Lobby group the Banking Reform Coalition wants the FMA to use its powers under the new Conduct of Financial Institutions (CoFI) regime to get tough on banks not passing on OCR cuts in mortgage rates immediately.
The financial markets regulator has new responsibilities as a bank conduct watchdog in getting to the nub of why banks are not passing on OCR cuts quickly. It has taken over from the Commerce Commission
The FMA told Parliament’s Finance and Expenditure Select Committee’ inquiry into banking competition that this is one of its top priorities.
CoFI came into effect on 31 March allowing the FMA to investigate claims the behaviour of financial institutions, such as banks, are not fair.
The Banking Reform Coalition says banks’ excuses for not passing on the OCR cuts immediately are not fair. Internationally, banks don’t seem to have any problems, but banks here offer up two shallow excuses, Kent Duston, coalition head says.
It is taking up to two weeks for some banks to pass on OCR cuts. Their reasons for this include archaic and out-of-date IT systems and the time it takes to notify customers.
Oddly enough, the coalition agrees with the banks’ claim their IT systems are archaic.
During its market study into personal banking last year the Commerce Commission seemed shocked that core ANZ systems were so old they had been depreciated down to zero value.
“In both accounting and operational terms, some of the core systems used by banks are, in fact, worthless,” Duston says.
He says that is no real excuse because the big four banks are exceptionally profitable – some of the most profitable in the world.
Using the ANZ, the country’s biggest mortgage lender, as an example, its return on equity was 14.1% in the December quarter, compared to the OECD benchmark of 5.5%. The New Zealand bank is even more vastly profitable than its Australian parent, Duston says.
“So, it has plenty of money. If it has decided not to reinvest in its systems that is its problem.
“There is no reason by New Zealand borrowers should be punished because it has creaky old systems and prioritised paying dividends to its shareholders rather than reinvesting in its core IT systems.”

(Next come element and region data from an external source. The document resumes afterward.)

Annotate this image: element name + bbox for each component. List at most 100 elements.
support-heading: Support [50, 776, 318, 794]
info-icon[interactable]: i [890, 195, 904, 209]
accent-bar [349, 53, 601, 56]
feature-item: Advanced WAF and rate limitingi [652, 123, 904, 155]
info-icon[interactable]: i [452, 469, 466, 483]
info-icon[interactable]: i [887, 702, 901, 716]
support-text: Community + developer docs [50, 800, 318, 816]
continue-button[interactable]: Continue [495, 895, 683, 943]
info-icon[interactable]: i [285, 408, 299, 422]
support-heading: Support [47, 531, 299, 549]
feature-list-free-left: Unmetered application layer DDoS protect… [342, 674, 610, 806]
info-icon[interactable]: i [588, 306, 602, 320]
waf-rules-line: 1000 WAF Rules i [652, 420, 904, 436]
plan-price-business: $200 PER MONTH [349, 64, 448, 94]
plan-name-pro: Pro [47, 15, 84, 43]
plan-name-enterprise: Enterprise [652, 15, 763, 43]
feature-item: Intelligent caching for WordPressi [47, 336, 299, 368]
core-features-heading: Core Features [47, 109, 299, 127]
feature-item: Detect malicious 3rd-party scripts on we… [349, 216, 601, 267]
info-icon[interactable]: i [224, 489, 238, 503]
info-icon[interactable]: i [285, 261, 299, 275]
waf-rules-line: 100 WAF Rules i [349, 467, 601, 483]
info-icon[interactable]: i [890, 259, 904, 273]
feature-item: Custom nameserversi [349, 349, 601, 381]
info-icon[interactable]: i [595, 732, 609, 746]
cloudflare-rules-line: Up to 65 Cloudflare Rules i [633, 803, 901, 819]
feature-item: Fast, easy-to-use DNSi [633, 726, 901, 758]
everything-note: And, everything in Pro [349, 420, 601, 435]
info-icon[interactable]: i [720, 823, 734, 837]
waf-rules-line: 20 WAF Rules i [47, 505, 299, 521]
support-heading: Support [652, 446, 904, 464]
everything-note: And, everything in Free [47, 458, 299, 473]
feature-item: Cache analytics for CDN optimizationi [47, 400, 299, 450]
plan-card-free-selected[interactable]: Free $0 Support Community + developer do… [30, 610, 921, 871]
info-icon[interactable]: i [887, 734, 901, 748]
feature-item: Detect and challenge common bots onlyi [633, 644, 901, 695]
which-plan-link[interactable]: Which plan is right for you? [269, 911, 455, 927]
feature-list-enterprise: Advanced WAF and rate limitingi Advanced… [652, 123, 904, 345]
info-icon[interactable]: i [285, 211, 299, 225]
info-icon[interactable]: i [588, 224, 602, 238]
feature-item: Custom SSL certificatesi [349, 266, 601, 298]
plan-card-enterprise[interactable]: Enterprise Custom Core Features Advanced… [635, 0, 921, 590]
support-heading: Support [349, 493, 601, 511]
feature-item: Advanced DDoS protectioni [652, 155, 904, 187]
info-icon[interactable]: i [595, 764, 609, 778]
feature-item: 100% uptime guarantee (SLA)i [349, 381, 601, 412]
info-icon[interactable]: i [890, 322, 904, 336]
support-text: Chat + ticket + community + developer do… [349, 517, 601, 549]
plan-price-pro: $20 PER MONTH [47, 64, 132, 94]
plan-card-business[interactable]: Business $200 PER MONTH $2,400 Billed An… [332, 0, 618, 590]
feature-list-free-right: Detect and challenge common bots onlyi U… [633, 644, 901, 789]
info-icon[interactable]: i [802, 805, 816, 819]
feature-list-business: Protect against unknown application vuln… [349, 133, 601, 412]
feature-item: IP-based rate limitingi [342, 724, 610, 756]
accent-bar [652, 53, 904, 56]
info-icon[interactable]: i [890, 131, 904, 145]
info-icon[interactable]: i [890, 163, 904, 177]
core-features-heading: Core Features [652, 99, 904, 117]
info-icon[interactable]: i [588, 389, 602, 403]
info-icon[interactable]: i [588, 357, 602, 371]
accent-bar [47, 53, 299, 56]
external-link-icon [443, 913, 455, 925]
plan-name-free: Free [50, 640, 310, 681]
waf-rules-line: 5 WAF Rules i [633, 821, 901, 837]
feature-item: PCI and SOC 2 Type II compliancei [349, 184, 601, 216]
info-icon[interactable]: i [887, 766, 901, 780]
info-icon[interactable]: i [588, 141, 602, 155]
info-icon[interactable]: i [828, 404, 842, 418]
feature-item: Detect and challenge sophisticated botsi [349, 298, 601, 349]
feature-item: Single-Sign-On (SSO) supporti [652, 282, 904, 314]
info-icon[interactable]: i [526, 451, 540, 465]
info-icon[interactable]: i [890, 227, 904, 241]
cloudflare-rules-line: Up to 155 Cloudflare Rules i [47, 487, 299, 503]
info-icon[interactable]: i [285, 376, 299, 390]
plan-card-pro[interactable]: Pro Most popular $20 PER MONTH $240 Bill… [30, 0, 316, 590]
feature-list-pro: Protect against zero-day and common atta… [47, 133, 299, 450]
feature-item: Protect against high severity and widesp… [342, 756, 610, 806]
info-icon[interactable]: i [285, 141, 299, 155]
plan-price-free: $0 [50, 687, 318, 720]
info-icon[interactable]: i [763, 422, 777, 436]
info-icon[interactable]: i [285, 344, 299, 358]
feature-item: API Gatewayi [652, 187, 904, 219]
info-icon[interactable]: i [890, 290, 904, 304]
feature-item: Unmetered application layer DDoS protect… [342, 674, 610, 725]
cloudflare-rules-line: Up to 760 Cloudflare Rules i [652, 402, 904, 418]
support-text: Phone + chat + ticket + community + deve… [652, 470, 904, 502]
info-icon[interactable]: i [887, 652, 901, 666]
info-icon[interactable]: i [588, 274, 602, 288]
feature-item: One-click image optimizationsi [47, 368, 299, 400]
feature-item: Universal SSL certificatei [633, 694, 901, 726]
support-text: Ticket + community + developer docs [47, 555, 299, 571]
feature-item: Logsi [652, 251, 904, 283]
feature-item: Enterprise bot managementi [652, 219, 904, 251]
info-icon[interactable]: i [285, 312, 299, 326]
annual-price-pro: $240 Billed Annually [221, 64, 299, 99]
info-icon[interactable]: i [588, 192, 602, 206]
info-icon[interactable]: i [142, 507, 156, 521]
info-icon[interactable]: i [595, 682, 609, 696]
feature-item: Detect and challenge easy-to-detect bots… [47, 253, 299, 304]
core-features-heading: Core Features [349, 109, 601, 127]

Duston says the other pathetic excuse is the banks must give notice to borrowers they are going to change rates.
“All up the banks made about $6.5 million they are not entitled to. They didn’t earn it. They didn’t make it because they have amazing customer service or incredible innovation. They just did it because they can,”
It is fictional, he says, in the sense the notice period is defined by their own contracts. “If the banks wanted to change that and asked borrowers if they were okay with a text on the day the OCR drops to notify them of a rate change, most people would be fine with that.
“There's no need to employ flocks of carrier pigeons or whatever it is banks do that justifies weeks long delays before they pass through a rate drop.”
The Commerce Commission commissioned a piece of work from Auckland University’s Business School as part of its bank market study last year and asked it to look at this issue and its analysis was ‘rockets up, feathers down’, Duston says.
When looking at the long run analysis over four months, and allowing for fixed rate changes, banks had passed on 90% of the OCR increases but only 57% of the decreases.
“What this does is inflates profits for banks,” he says.
The coalition’s own calculations using publicly available data show by delaying the 50 basis points OCR drop six weeks ago, the banks made an extra $5 million. Using the same calculations and considering the shorter delays and less of a rate drop, the banks still made $1.6 million from the most recent OCR decision.
“All up the banks made about $6.5 million they are not entitled to. They didn’t earn it. They didn’t make it because they have amazing customer service or incredible innovation. They just did it because they can,” Duston says.
Immediate no regrets action that could be done by the FMA is policing the banks for better behaviour.
Labour’s finance spokeswoman Barbara Edmonds has already flagged to Parliament’s banking inquiry that banks don’t pay interest on transaction accounts. She pointed out that $58 billion was held by households and businesses in zero interest bank deposits, according to 2023 figures collated by the Commerce Commission.
The commission concluded that having such a large sum of deposits the big four Australia-owned banks don’t pay interest on gave them a 50- to 60-basis point funding cost advantage over the smaller banks.
The coalition is hoping the regulator can do something about the big four banks getting that funding free. Duston says if it can’t then obviously the next call is for Parliament to say if there is money sitting in accounts then the banks pay for it the same as any other source of funding.
Westpac chief executive Catherine McGrath, however, told the banking inquiry Westpac was comfortable not paying interest on all deposits, explaining those cost savings enabled it to invest elsewhere in the business.
She noted Westpac had an automated system that alerts customers when their transaction account, or low-interest savings account, balance surpasses $3000. It nudges them to look at the bank’s savings products.
Duston says while Parliament’s banking inquiry has been in progress, the major banks’ behaviour has worsened, which he finds astounding.
“Since the Commerce Commission wrote its personal banking report last August, every one of the four main banks has increased its profit and put up its margins.
“Despite Parliament’s ongoing inquiry, they seem to be giving the middle finger to it.” Duston says it will be interesting to see how long it takes Parliament to respond, ‘no, this degree of looting is unacceptable’.